Tuning electrostatic interactions for controlled structure and rejection of cellulose nanocrystal membranes


Journal of Membrane Science, vol.661, 2022 (SCI-Expanded) identifier identifier

  • Publication Type: Article / Article
  • Volume: 661
  • Publication Date: 2022
  • Doi Number: 10.1016/j.memsci.2022.120932
  • Journal Name: Journal of Membrane Science
  • Journal Indexes: Science Citation Index Expanded (SCI-EXPANDED), Scopus, Academic Search Premier, PASCAL, Aqualine, Biotechnology Research Abstracts, Chemical Abstracts Core, Chimica, Compendex, EMBASE, Food Science & Technology Abstracts, INSPEC, Metadex, Pollution Abstracts, DIALNET
  • Keywords: Cellulose nanocrystals, Ultrafiltration, Electrostatic interactions, Controlled deposition, Shear alignment, AQUEOUS SUSPENSIONS, POLYMER-SOLUTIONS, ULTRAFILTRATION, RHEOLOGY, NANOFILTRATION, CRYSTALLINE, DISPERSIONS, ORIENTATION, ALIGNMENT, BEHAVIOR
  • Middle East Technical University Affiliated: Yes


© 2022 Elsevier B.V.Precise control over membrane performance by tuning fabrication parameters is highly desirable. We developed ultrafiltration membranes by depositing cellulose nanocrystals (CNCs) on a porous support via tangential flow filtration, followed by irreversibly coagulating the deposited layer by permeating highly concentrated AlCl3 solution.

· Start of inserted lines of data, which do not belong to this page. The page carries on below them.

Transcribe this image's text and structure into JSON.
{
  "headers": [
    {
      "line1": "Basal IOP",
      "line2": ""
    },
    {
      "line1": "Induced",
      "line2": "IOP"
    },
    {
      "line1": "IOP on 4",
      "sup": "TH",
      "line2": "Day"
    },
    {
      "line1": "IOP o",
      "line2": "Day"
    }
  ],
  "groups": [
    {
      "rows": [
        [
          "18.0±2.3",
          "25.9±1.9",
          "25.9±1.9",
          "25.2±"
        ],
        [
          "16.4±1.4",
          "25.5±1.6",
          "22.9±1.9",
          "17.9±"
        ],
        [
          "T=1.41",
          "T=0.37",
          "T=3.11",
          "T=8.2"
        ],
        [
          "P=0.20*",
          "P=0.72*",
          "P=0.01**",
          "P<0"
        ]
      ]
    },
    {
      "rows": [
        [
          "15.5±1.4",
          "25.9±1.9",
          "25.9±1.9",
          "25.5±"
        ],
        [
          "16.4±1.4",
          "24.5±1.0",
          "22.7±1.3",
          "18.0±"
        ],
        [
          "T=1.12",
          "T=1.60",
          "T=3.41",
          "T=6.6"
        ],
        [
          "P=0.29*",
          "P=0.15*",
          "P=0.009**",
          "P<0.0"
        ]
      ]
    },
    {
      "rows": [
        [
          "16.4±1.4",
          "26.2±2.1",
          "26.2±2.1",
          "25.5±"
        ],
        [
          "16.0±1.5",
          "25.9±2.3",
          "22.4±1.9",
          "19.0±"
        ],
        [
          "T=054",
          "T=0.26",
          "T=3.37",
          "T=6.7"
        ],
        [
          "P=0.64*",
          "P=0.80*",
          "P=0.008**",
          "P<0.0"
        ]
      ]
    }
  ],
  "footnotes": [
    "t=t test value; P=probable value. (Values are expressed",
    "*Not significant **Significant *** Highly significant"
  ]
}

By varying electrostatic interactions between nanocrystals during deposition, via varying ionic strength and pH of CNC suspensions, membrane performance was tuned. Increasing NaCl concentration of CNC suspensions from 0 to 50 mM increased Blue Dextran (5 kDa) rejection from 93% to 98.5% at high tangential flowrate and from 82% to 98% at low tangential flowrate. For membranes fabricated at high tangential flowrate, β-lactoglobulin (18 kDa) rejections increased from 94% to 98% when NaCl concentration increased from 0 to 25 mM. Increasing pH of CNC suspensions also increased probe molecule rejections, implying smaller interparticle distance between CNCs in the deposit layer. Pure water permeance of membranes were comparable to commercial membranes of similar separation properties. Polarized optical microscopy analyses showed that alignment of CNCs and their aggregates, or tactoids, affect the morphology of CNC deposits. In all cases, decreasing electrostatic repulsion between nanocyrstals increased rejection regardless of CNC alignment, which provides a simple parameter for tuning CNC membrane performance.